Freud begins the fourth section of the book with these words: “What follows is speculation, often far-fetched speculation, which the reader will consider or dismiss according to his individual predilection.” He had previously believed that our mental processes are determined by the pleasure principle and the reality principle and that the reality principle in fact serves the pleasure principle. But in what follows he argues that some of our mental processes cannot be reduced to these principles and that in fact there is another existent principle or instinct. He provides three arguments for this new proposition, none of which I completely understand.

Argument #1: The dreams of individuals with traumatic neurosis. Earlier in the book Freud discussed individuals with a traumatic neurosis, noting that the nature of their dreams contradict his previous claim that a dream is an expression of one’s wishes.
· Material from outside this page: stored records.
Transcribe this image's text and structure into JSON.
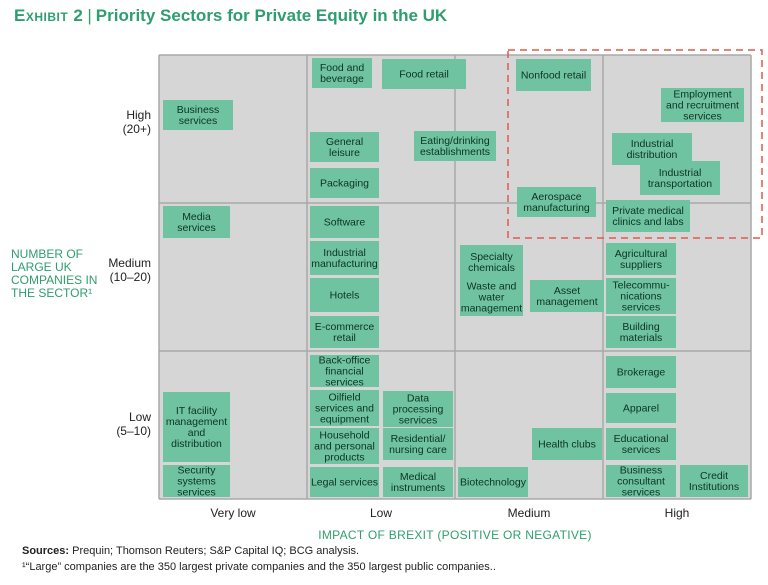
{
  "title": {
    "exhibit": "Exhibit 2",
    "text": "Priority Sectors for Private Equity in the UK"
  },
  "chart_data": {
    "type": "matrix",
    "xlabel": "IMPACT OF BREXIT (POSITIVE OR NEGATIVE)",
    "ylabel": [
      "NUMBER OF",
      "LARGE UK",
      "COMPANIES IN",
      "THE SECTOR¹"
    ],
    "x_categories": [
      "Very low",
      "Low",
      "Medium",
      "High"
    ],
    "y_categories": [
      {
        "lines": [
          "High",
          "(20+)"
        ]
      },
      {
        "lines": [
          "Medium",
          "(10–20)"
        ]
      },
      {
        "lines": [
          "Low",
          "(5–10)"
        ]
      }
    ],
    "highlight": {
      "x": [
        "Medium",
        "High"
      ],
      "y": [
        "High"
      ],
      "style": "dashed",
      "color": "#e05a4a"
    },
    "sectors": [
      {
        "lines": [
          "Business",
          "services"
        ],
        "x": "Very low",
        "y": "High"
      },
      {
        "lines": [
          "Food and",
          "beverage"
        ],
        "x": "Low",
        "y": "High"
      },
      {
        "lines": [
          "Food retail"
        ],
        "x": "Low",
        "y": "High"
      },
      {
        "lines": [
          "General",
          "leisure"
        ],
        "x": "Low",
        "y": "High"
      },
      {
        "lines": [
          "Eating/drinking",
          "establishments"
        ],
        "x": "Low",
        "y": "High"
      },
      {
        "lines": [
          "Packaging"
        ],
        "x": "Low",
        "y": "High"
      },
      {
        "lines": [
          "Nonfood retail"
        ],
        "x": "Medium",
        "y": "High"
      },
      {
        "lines": [
          "Aerospace",
          "manufacturing"
        ],
        "x": "Medium",
        "y": "High"
      },
      {
        "lines": [
          "Employment",
          "and recruitment",
          "services"
        ],
        "x": "High",
        "y": "High"
      },
      {
        "lines": [
          "Industrial",
          "distribution"
        ],
        "x": "High",
        "y": "High"
      },
      {
        "lines": [
          "Industrial",
          "transportation"
        ],
        "x": "High",
        "y": "High"
      },
      {
        "lines": [
          "Private medical",
          "clinics and labs"
        ],
        "x": "High",
        "y": "High"
      },
      {
        "lines": [
          "Media",
          "services"
        ],
        "x": "Very low",
        "y": "Medium"
      },
      {
        "lines": [
          "Software"
        ],
        "x": "Low",
        "y": "Medium"
      },
      {
        "lines": [
          "Industrial",
          "manufacturing"
        ],
        "x": "Low",
        "y": "Medium"
      },
      {
        "lines": [
          "Hotels"
        ],
        "x": "Low",
        "y": "Medium"
      },
      {
        "lines": [
          "E-commerce",
          "retail"
        ],
        "x": "Low",
        "y": "Medium"
      },
      {
        "lines": [
          "Specialty",
          "chemicals"
        ],
        "x": "Medium",
        "y": "Medium"
      },
      {
        "lines": [
          "Waste and",
          "water",
          "management"
        ],
        "x": "Medium",
        "y": "Medium"
      },
      {
        "lines": [
          "Asset",
          "management"
        ],
        "x": "Medium",
        "y": "Medium"
      },
      {
        "lines": [
          "Agricultural",
          "suppliers"
        ],
        "x": "High",
        "y": "Medium"
      },
      {
        "lines": [
          "Telecommu-",
          "nications",
          "services"
        ],
        "x": "High",
        "y": "Medium"
      },
      {
        "lines": [
          "Building",
          "materials"
        ],
        "x": "High",
        "y": "Medium"
      },
      {
        "lines": [
          "IT facility",
          "management",
          "and",
          "distribution"
        ],
        "x": "Very low",
        "y": "Low"
      },
      {
        "lines": [
          "Security",
          "systems",
          "services"
        ],
        "x": "Very low",
        "y": "Low"
      },
      {
        "lines": [
          "Back-office",
          "financial",
          "services"
        ],
        "x": "Low",
        "y": "Low"
      },
      {
        "lines": [
          "Oilfield",
          "services and",
          "equipment"
        ],
        "x": "Low",
        "y": "Low"
      },
      {
        "lines": [
          "Data",
          "processing",
          "services"
        ],
        "x": "Low",
        "y": "Low"
      },
      {
        "lines": [
          "Household",
          "and personal",
          "products"
        ],
        "x": "Low",
        "y": "Low"
      },
      {
        "lines": [
          "Residential/",
          "nursing care"
        ],
        "x": "Low",
        "y": "Low"
      },
      {
        "lines": [
          "Legal services"
        ],
        "x": "Low",
        "y": "Low"
      },
      {
        "lines": [
          "Medical",
          "instruments"
        ],
        "x": "Low",
        "y": "Low"
      },
      {
        "lines": [
          "Biotechnology"
        ],
        "x": "Medium",
        "y": "Low"
      },
      {
        "lines": [
          "Health clubs"
        ],
        "x": "Medium",
        "y": "Low"
      },
      {
        "lines": [
          "Brokerage"
        ],
        "x": "High",
        "y": "Low"
      },
      {
        "lines": [
          "Apparel"
        ],
        "x": "High",
        "y": "Low"
      },
      {
        "lines": [
          "Educational",
          "services"
        ],
        "x": "High",
        "y": "Low"
      },
      {
        "lines": [
          "Business",
          "consultant",
          "services"
        ],
        "x": "High",
        "y": "Low"
      },
      {
        "lines": [
          "Credit",
          "Institutions"
        ],
        "x": "High",
        "y": "Low"
      }
    ]
  },
  "sources": {
    "label": "Sources:",
    "text": "Prequin; Thomson Reuters; S&P Capital IQ; BCG analysis."
  },
  "footnote": "¹“Large” companies are the 350 largest private companies and the 350 largest public companies.."
}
A traumatized individual’s dream is not an expression of his wishes but rather an attempt to master the traumatic event “by developing the anxiety whose omission was the cause of the traumatic neurosis.” Put differently, traumatized individuals develop a traumatic-neurosis because they experienced fight, not anxiety — fright occurring when someone is exposed to “danger without being prepared for it” and anxiety occurring when one anticipates danger. And so in his dreams, a traumatized person relives the event and in order to move from a state of fright (for which there is no protection) to a state of anxiety (for which one can prepare) and in so doing to gain a feeling of mastery of the traumatic event.

Freud brings all this together, and makes an argument which can be stated as follows: (1) Fright precedes anxiety; (2) When one has experienced fight (but not anxiety), his dreams are not guided by the pleasure principle; (3) Therefore, there is something that precedes the pleasure principle. I understand the logic of this argument but don’t understand the first premise, that fright precedes anxiety. Nonetheless, this is Freud’s argument, at least as I understand it, and if true, it proves to him that there is something “beyond the pleasure principle.”

Argument #2: The repetition compulsions occurring in analysis. Although Freud has argued that two types of repetitions are not incompatible with the pleasure principle (the repetitions found in the play of children and the repetitions found in our life decisions), he says that the repetition that occurs in the analytic transference “disregards the pleasure principle in every way.” He explains: “The patient behaves in a purely infantile fashion and thus shows us that the repressed memory-traces of his primeval experiences are not present in him in a bound state and are indeed in a sense incapable of obeying the secondary process.” I don’t quite understand his argument here.

Argument #3: Other forms of life appear to possess an instinctual urge to return to an earlier state.
For example, certain fishes and birds often migrate to faraway places once inhabited by their ancestors. If we follow this argument to its natural conclusion, it follows that we ultimately long to die. The argument for this proposition can be stated as follows: (1) All living organisms ultimately long to return to their earlier states; (2) The earliest state for living organisms was pre-birth, being in an inanimate state; (3) Living organisms therefore desire to return to their inanimate state, which would obviously be death.

If we accept the above arguments, then we must concede the existence of what he calls the death instincts (or ego instincts). He believes that the death instincts are not our only instincts, as the sexual instincts work against them. “One group of instincts,” he writes, “rushes forward so as to reach the final aim of life as swiftly as possible; but when a particular stage in the advance has been reached, the other group jerks back to a certain point to make a fresh start and so prolong the journey.”